We seemed to have avoided most of the potholes but clearly hit something at some point because when we got to the end of the road in Andilana our tuk tuk pulled over with a blown tire. This became our first encounter with a failed negotiation; we felt bad that he had to deal with a blown tire in such a remote location so we figured we’d offer him an extra 6000 Ariary since our fare was 3000 Ariary per person, rounding it up to 15000 total. Then he insisted it was 10,000 Ariary each! I was conflicted because while I was confident that we had negotiated 3000 per person up front (it’s normally 1000 per person around Hellville for perspective) but I also knew that the taxi fare from Hellville to Andilana could range from 30,000 to 50,000 in total. Of course that is a taxi, not a tuk tuk. And we still weren’t at our final destination - the hotel we had been heading to was actually a few miles back on the road. I also feel badly negotiating over what is a nominal amount of money to me (10,000 Ariary is the equivalent of about $4US) but more significant amount of money to the other.

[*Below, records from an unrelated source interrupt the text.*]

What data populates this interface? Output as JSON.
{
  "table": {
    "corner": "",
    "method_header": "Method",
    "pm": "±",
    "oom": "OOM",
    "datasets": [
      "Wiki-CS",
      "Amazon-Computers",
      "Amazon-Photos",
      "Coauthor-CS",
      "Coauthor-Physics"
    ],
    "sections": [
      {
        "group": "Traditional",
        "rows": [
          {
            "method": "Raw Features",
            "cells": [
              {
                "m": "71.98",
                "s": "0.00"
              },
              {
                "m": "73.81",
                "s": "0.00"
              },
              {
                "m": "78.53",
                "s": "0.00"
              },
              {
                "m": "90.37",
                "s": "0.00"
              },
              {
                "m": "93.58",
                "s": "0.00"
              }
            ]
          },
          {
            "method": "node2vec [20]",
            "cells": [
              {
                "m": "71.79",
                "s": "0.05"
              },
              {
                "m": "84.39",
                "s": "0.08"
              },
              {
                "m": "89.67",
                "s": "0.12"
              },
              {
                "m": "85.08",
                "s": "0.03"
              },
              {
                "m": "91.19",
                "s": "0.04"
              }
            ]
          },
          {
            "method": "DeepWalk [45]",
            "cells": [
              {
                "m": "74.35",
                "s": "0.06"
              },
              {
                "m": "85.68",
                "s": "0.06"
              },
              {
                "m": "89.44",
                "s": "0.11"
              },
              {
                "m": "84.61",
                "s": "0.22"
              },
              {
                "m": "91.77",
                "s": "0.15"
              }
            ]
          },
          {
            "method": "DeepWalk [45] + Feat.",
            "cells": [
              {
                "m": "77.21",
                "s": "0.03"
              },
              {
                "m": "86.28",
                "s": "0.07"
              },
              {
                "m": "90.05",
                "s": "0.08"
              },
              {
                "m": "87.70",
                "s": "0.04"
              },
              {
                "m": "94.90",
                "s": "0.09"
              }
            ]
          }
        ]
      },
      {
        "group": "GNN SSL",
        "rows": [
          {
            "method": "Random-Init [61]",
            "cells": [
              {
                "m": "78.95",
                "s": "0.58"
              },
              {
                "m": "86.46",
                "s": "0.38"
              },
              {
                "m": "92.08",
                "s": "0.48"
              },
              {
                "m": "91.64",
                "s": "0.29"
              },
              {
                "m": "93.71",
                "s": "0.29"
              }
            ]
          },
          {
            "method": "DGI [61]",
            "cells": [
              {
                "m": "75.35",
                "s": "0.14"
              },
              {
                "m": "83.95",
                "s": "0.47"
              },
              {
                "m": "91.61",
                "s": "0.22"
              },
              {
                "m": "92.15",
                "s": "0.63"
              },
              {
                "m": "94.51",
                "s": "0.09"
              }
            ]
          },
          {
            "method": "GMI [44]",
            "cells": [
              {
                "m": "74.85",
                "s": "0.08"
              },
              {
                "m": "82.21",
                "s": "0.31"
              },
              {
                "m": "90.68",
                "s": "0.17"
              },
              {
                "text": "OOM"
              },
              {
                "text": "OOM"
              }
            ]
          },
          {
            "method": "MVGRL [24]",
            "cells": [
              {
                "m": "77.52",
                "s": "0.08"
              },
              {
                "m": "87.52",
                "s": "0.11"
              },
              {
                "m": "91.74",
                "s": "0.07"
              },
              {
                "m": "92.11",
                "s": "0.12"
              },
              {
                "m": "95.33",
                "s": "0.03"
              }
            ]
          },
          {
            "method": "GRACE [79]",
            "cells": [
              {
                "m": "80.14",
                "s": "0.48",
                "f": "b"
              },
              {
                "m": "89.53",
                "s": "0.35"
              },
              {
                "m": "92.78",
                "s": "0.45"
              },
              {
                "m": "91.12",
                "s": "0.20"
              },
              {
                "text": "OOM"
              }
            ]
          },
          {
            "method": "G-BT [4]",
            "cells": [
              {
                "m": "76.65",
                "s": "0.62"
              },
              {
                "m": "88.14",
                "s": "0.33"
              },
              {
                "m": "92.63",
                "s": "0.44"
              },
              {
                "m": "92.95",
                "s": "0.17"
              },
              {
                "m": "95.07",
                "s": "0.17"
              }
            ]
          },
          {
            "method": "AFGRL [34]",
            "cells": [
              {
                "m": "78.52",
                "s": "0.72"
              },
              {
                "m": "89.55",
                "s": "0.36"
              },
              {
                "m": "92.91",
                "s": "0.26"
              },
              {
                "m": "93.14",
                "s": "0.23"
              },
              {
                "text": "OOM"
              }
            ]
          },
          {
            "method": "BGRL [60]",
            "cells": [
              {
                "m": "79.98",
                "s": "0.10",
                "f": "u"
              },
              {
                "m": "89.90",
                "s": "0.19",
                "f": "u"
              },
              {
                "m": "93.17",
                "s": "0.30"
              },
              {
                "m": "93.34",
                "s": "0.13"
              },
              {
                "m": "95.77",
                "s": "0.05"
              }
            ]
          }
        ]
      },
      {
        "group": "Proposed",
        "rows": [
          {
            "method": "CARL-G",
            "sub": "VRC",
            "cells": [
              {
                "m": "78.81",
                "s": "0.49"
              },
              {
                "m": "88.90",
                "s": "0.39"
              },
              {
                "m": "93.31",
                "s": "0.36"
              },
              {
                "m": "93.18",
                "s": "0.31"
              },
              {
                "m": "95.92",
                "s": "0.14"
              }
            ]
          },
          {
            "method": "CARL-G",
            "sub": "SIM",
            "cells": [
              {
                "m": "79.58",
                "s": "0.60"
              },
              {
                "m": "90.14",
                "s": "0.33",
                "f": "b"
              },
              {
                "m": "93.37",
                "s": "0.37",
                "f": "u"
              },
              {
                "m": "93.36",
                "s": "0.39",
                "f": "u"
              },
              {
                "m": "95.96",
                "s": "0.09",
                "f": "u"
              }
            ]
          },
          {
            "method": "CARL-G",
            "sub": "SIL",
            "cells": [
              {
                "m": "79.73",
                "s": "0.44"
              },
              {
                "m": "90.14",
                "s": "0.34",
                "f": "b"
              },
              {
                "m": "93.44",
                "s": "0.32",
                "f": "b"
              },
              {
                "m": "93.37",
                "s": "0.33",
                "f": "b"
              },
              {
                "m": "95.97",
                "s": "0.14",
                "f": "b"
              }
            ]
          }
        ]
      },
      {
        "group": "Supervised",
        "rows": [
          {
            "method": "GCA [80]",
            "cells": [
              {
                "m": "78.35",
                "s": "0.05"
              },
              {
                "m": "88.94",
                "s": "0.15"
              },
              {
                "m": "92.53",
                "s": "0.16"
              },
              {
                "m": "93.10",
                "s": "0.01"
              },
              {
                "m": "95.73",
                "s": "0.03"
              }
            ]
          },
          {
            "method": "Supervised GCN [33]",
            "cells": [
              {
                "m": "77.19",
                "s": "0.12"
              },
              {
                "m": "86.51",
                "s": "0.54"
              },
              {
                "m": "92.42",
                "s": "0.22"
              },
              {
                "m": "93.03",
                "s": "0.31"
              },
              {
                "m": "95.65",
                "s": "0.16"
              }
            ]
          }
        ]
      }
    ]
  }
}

So long story short, after a lengthy back and forth we paid the 30,000 Ariary and caught a local taxi to the hotel. By the time we arrived at Le Grande Bleu we desperately needed a break from the sun so we were thrilled that the hotel was in a fantastic location on top of a hill with a constant breeze and views of the ocean in both directions. The restaurant and lounge was an open area under a large roof that led to an infinity pool which overlooked a pristine cove. A pool has never looked so good. We passed a number of solar water heaters on the way to our bungalow and were ecstatic at the prospect of a warm shower. In the end we decided to skip the ATVing and ended up relaxing at the hotel, enjoying the pool, wifi and magnificent views. Our night consisted of Skype dates homes and dinner at a local spot where we feasted on zebu burgers, fries and beers and it was all pretty damn fantastic.
Sunday involved some more R&R, a frighteningly fast taxi ride back to Hellville that was more rally race than any of us would have preferred and a 3pm boat ride back to camp. New volunteers await and it will be interesting to meet the newbies now that we, ourselves, are just over the newbie hump.